Laksamana Madya TNI (Purn) Freddy Numberi (Ist)
Oleh : Laksamana Madya TNI (Purn) Freddy Numberi,
Founder Numberi Center
Gubernur Provinsi Papua Lukas Enembe (LE) sebagai pejabat negara harus dapat membuka pintu lebar-lebar bagi para oknum pejabat negara maupun mereka yang bukan pejabat negara yang ditenggarai terlibat dalam korupsi ini. Ada banyak oknum yang terlibat dan beliau (LE) harus berani mengurai benang kusut ini, termasuk kemungkinan oknum-oknum yang berpesta pora dengan dana Otsus tersebut.
Orang asli Papua (OAP) harus saling mendukung untuk mencari kebenaran yang hakiki, bukan kebenaran duniawi, karena manusia akan lenyap dan yang tinggal hanya kegelapan dunia dan ketidakadilannya.
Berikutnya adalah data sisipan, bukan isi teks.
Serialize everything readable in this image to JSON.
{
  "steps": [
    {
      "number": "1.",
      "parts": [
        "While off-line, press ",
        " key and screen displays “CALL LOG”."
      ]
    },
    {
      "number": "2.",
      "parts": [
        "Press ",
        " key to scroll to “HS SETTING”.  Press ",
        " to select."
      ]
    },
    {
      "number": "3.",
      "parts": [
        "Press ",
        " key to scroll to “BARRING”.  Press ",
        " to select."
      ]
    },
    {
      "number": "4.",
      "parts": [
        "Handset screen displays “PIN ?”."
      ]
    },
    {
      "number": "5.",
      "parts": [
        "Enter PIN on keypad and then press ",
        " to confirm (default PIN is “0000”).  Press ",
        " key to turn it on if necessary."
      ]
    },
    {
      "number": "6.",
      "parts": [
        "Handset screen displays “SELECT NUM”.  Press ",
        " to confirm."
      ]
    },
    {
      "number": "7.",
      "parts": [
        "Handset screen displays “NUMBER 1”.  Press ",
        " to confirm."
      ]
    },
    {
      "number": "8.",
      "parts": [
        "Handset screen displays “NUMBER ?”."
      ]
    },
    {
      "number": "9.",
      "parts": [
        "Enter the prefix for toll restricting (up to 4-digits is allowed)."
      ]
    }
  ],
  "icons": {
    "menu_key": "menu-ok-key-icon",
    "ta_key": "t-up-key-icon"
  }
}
Hidup kita hanya sekali, namun kita tidak usah takut, seperti apa yang dikatakan Pendeta Marthin Luther King Jr, “Pada akhirnya kita tidak akan mengingat kata-kata dari musuh kita, tetapi kebisuan dari teman kita.” (Zulfa Simatur, Jakarta 2013 : hal.312).
Masalah kasus LE ini tidak bisa dibawa ke ranah hukum adat, karena Gubernur adalah pejabat negara mewakili Presiden Negara Republik Indonesia di Wilayah Provinsi Papua. Pada Ketentuan Umum pasal 1 butir q UU Otsus nomor 21 Tahun 2001 didefinisikan bahwa : Hukum Adat adalah aturan atau norma tidak tertulis yang hidup dalam masyarakat hukum adat, mengatur, mengikat dan dipertahankan serta mempunyai sanksi.
Demikian juga pasal 51 UU Otsus nomor 21 Tahun 2001 Tentang Otonomi Khusus Bagi Provinsi Papua maupun UU Nomor 2 Tahun 2021 Tentang Perubahan Kedua Atas Undang-Undang Nomor 21 Tahun 2001 Tentang Otonomi Khusus Bagi Provinsi Papua tidak dapat diberlakukan bagi kasus kerugian negara tersebut. Pasal 51 ayat (1), (2) dan (3) serta penjelasannya hanya berkaitan dengan sengketa warga masyarakat hukum adat setempat.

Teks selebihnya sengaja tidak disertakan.